Il Foto pubblicato da Clarinetto dal luogo dove Diego ha vissuto le sue ultime ore, ammesso che fosse vivo, ci dicono tutti questi pettegolezzi inutili. Ci vuole il dono per dire come Diego. Pochi di loro ce l’hanno. Queste immagini lo dicono. La grandezza e la miseria. Lo stesso uomo. Una casa a picco sul lago, in contrada San André di Tigre, lotto 45. Più che una casa, la sistemazione di un campo che organizza i suoi ultimi faticosi patti con la vita. Mobili sparsi, mal fatti, di quelli che i poveri comprano a rate per l’eternità, sicuri che dureranno almeno il tempo della loro vita residua. Il pavimento in resina o plastica di terza categoria, il colore del vomito. Un divano letto economico, buono per le cimici dei letti di lusso e quel che resta del Pibe, il doppio materasso, la triste TV da 32 pollici, un bagno chimico, una stanza dei giochi quando non c’è più niente da giocare. Una poltrona ancora più triste con massaggio integrato, quella che in molti casi sostituisce l’abbraccio e le carezze di una donna, probabilmente l’ultima che ti verrà data. C’è un piano superiore, più comodo e spazioso, ma inaccessibile alle ginocchia rovinate Maradona. Quello che era caduto più volte nella sua vita ma che ora, dopo l’intervento al cervello, non poteva permettersi di cadere. Salire una scala? L’equivalente dell’Everest.
L’immagine della cucina
Ma quello che conta di più è l’immagine della cucina. Le tue sinapsi non riescono a montare la stella planetaria, celebrata da folle e capi di stato, la stella che osservava dai palazzi presidenziali e dalle suite pentastellate degli hotel, con quell’armadio opprimente dove galleggia una vecchia caffettiera, un thermos bluastro, orribili ciotole, una stufa da combattimento, ai suoi ultimi fuochi. Sei lì per declamare l’inevitabile stupore, l’evidente indignazione, ma poi ti accorgi col tempo che la miseria di Diego era la sua grandezza. Cosa lo ha reso unico e insostituibile. Ad essere onesti, lealtà commovente, irriducibile alle sue radici. Al suo piccolo mondo antico di Villa Fiorito, un nome che la dice lunga su quanto si possa essere crudeli nell’attribuire un nome. Il quartiere in cui è cresciuto. Niente fogne, niente luci, strade il minimo indispensabile per i corrieri della droga. Ma, in queste case ai margini della capanna, Diego deve aver conosciuto una sorta di felicità, un frugale pirotecnico tra i piedi di un padre analfabeta ma con un cuore grande come una casa e una madre che lo amava come nessun altro. altra donna.
In Messico
Richiedi un Diego se trovi un modo per comunicare con lui: dove hai vissuto i migliori giorni dell’inferno negli ultimi anni, dove le ore più tranquille?
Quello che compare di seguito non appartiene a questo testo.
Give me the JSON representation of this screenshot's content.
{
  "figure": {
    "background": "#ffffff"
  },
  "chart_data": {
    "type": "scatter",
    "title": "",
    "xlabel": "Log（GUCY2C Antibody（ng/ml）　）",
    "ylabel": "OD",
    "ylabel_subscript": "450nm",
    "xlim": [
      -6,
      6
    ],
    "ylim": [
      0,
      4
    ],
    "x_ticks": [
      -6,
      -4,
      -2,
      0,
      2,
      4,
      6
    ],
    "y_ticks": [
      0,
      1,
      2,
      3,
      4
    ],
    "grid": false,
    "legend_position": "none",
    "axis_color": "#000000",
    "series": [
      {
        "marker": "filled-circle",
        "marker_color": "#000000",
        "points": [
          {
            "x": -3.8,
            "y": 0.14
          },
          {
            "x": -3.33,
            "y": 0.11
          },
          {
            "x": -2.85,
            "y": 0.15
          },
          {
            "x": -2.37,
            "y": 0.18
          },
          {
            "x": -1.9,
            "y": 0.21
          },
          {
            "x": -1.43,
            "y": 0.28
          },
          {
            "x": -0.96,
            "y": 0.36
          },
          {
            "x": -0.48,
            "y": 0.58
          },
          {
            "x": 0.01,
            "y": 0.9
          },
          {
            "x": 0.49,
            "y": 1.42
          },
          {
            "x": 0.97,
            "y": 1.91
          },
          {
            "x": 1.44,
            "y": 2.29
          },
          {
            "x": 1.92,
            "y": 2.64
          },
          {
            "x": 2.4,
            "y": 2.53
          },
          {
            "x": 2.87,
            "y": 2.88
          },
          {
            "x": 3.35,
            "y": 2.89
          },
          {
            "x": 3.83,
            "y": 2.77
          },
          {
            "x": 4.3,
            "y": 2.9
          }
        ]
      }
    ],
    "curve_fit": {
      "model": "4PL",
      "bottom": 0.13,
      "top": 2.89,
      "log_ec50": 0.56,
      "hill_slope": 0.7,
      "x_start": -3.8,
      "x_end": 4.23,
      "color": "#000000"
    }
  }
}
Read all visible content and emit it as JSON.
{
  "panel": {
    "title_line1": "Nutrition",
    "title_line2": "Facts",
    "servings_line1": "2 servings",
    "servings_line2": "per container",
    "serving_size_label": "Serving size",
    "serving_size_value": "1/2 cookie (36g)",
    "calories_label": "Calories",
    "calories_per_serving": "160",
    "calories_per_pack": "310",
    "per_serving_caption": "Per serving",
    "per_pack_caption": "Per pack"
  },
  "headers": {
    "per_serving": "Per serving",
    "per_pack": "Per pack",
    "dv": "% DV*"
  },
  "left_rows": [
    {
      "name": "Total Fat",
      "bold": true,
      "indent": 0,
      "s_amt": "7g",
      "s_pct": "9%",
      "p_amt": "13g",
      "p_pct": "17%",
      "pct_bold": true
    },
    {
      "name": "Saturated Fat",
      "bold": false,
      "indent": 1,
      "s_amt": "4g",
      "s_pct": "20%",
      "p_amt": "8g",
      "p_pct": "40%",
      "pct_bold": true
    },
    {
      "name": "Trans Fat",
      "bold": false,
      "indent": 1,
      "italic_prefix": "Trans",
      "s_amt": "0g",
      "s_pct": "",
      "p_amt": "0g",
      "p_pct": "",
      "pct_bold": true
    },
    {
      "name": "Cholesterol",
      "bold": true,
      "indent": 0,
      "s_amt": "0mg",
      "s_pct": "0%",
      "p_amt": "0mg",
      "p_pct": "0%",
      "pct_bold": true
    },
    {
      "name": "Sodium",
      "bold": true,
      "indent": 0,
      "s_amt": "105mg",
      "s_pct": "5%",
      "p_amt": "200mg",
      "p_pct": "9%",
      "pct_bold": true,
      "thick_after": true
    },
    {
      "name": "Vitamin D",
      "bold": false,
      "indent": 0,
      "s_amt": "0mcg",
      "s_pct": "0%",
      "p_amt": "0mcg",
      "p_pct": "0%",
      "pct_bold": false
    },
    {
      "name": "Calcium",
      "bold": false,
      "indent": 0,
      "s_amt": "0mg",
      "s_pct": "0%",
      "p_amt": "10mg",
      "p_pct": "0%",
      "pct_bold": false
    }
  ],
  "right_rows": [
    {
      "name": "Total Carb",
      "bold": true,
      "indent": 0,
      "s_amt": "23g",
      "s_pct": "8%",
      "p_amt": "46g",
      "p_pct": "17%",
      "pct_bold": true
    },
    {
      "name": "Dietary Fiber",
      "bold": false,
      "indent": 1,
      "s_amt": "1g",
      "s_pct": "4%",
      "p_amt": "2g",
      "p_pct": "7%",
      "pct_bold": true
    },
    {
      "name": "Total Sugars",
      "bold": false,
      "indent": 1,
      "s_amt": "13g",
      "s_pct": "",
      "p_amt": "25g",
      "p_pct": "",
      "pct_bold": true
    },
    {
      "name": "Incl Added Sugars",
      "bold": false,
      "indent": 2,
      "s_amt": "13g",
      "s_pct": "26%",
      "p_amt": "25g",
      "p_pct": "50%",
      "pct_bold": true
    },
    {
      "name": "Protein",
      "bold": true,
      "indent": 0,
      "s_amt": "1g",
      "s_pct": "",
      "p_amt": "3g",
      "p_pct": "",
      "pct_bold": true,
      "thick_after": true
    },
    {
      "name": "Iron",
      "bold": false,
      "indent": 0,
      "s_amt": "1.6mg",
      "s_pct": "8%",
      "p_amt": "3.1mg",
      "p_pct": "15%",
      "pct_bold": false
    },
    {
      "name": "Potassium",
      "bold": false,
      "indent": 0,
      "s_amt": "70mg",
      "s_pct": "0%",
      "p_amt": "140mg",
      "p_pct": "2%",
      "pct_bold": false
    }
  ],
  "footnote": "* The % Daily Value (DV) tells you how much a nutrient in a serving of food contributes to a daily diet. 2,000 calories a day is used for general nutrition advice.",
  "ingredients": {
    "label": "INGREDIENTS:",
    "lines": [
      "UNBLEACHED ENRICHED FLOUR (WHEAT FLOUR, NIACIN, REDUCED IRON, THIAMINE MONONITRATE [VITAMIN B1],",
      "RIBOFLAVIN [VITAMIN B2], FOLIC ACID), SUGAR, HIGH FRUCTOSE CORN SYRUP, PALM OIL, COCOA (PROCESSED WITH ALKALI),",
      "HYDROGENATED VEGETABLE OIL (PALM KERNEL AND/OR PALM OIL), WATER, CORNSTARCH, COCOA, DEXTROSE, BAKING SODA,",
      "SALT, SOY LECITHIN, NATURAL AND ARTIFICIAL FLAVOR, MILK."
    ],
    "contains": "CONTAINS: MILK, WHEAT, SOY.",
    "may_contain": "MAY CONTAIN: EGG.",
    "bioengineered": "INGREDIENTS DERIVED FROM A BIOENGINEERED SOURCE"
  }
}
Non esiterà: “Nelle due stagioni ho allenato i ‘Dorados de Sinaloa’, un club messicano di Serie B”. Tutti. Abbiamo annuito alla notizia: è andato nella terra di Chapo e narcos come Pinocchio nella terra dei balocchi. Festeggiare. Guardalo e rimani stupito “Maradona in MessicoLa serie Netflix e finalmente scoprirai chi è Maradona, dopo averlo celebrato per quello che non è. Un ragazzo che, alla fine della sua vita, stava cercando l’unica cosa che aveva veramente perso. Il suo mondo piccolo, semplice e antico.
“Ninja pancetta. Guru del caffè per tutta la vita. Drogato di cibo malvagio. Aspirante risolutore di problemi. Creatore tipico.”